Classic recruited around 2,000 Bangladeshi workers.
In June this year, a female worker from Bangladesh complained to Jordanian police that a Sri Lankan manager of Classic, Anil Santha, raped her twice in March and May at a hotel in Irbid, a Jordanian city bordering Syria.
Santha, 46, charged with rape by Jordanian prosecutors, faces up to 15 years in prison, if convicted. He denied the allegations.
There were also some cases regarding sexual abuse of Sri Lankan female workers by Classic managers.
The Institute for Global Labour and Human Rights said Classic managers raped at least 300 young workers since 2007.
It has also launched an international online campaign demanding protection of foreign workers in Jordan, removal of abusive factory managers and compensation for raped workers.
According to an official at the Bangladesh mission in Amman, 49 Bangladeshi female workers ran away from Classic following publication of reports of sexual abuse.
Requesting anonymity, another official said a Bangladeshi national, Rafiqul Islam, involved with the labour rights watchdog in Amman, instigated female workers to escape and make false allegations in exchange for big amounts of money. Classic filed a case against him in this regard.
Some other Bangladeshi male workers were also involved in such instigation, the official said.
Against this backdrop, the Jordan authorities have become very cautious about recruiting workers from Bangladesh, he added.
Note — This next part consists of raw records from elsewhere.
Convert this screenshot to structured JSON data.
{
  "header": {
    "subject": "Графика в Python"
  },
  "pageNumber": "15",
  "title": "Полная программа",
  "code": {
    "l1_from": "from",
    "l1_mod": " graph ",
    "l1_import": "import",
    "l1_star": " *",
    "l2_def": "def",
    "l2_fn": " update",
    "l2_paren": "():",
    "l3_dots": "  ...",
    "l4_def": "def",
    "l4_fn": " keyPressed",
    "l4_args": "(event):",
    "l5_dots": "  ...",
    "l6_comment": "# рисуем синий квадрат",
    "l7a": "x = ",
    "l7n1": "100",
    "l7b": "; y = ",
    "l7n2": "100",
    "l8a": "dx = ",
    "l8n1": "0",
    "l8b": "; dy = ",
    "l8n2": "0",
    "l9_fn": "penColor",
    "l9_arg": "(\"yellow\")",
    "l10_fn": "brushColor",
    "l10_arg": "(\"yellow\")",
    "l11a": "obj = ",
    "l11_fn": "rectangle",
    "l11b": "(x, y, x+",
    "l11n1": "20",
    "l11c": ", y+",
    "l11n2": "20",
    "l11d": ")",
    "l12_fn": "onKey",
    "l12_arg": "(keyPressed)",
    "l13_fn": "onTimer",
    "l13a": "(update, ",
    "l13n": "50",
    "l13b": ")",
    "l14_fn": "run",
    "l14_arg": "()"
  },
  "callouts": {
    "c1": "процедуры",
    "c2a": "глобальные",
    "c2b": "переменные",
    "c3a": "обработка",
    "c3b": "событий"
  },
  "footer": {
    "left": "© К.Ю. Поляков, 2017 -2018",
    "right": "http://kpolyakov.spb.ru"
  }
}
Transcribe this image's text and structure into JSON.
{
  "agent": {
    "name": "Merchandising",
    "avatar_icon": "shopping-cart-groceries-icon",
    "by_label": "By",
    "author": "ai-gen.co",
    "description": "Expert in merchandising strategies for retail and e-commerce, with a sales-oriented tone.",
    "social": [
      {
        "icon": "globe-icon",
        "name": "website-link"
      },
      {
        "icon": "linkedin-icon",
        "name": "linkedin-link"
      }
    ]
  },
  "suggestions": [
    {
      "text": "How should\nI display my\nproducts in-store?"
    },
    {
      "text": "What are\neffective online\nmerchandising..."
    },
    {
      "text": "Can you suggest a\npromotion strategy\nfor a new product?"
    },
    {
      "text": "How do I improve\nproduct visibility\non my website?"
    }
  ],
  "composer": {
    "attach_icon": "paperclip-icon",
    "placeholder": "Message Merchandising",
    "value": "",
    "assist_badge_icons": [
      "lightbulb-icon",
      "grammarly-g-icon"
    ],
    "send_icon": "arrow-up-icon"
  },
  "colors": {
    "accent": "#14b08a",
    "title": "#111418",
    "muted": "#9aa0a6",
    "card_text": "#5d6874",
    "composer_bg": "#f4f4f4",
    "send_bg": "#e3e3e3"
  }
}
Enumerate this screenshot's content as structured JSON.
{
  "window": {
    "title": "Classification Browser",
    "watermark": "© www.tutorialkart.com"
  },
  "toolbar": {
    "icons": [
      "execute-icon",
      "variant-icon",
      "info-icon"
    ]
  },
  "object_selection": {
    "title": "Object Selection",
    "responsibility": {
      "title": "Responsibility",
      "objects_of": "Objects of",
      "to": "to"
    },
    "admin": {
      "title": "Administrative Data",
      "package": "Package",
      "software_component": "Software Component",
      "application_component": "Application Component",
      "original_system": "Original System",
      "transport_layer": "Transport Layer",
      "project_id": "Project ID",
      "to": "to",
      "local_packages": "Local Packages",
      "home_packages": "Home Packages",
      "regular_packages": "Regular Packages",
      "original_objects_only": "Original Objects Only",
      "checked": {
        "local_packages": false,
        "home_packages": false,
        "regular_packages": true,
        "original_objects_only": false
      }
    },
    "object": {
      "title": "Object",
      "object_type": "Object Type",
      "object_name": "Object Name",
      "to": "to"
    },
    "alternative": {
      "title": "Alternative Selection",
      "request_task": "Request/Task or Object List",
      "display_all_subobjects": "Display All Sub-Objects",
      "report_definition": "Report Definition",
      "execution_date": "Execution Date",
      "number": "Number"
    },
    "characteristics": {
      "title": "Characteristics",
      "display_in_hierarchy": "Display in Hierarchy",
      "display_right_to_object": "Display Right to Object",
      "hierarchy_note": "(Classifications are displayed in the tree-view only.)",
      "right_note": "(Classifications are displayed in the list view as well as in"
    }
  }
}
Jordan, which is now has around 30,000 Bangladeshi workers, had banned recruiting workers from Bangladesh in 2006. Last year, it relaxed the ban allowing recruitment of only female workers in garment factories, but now that also appears to have come to a halt.
Expatriates' Welfare Secretary Zafar Ahmed Khan is going to Jordan for talks on the issue with the Jordanian authorities, officials said.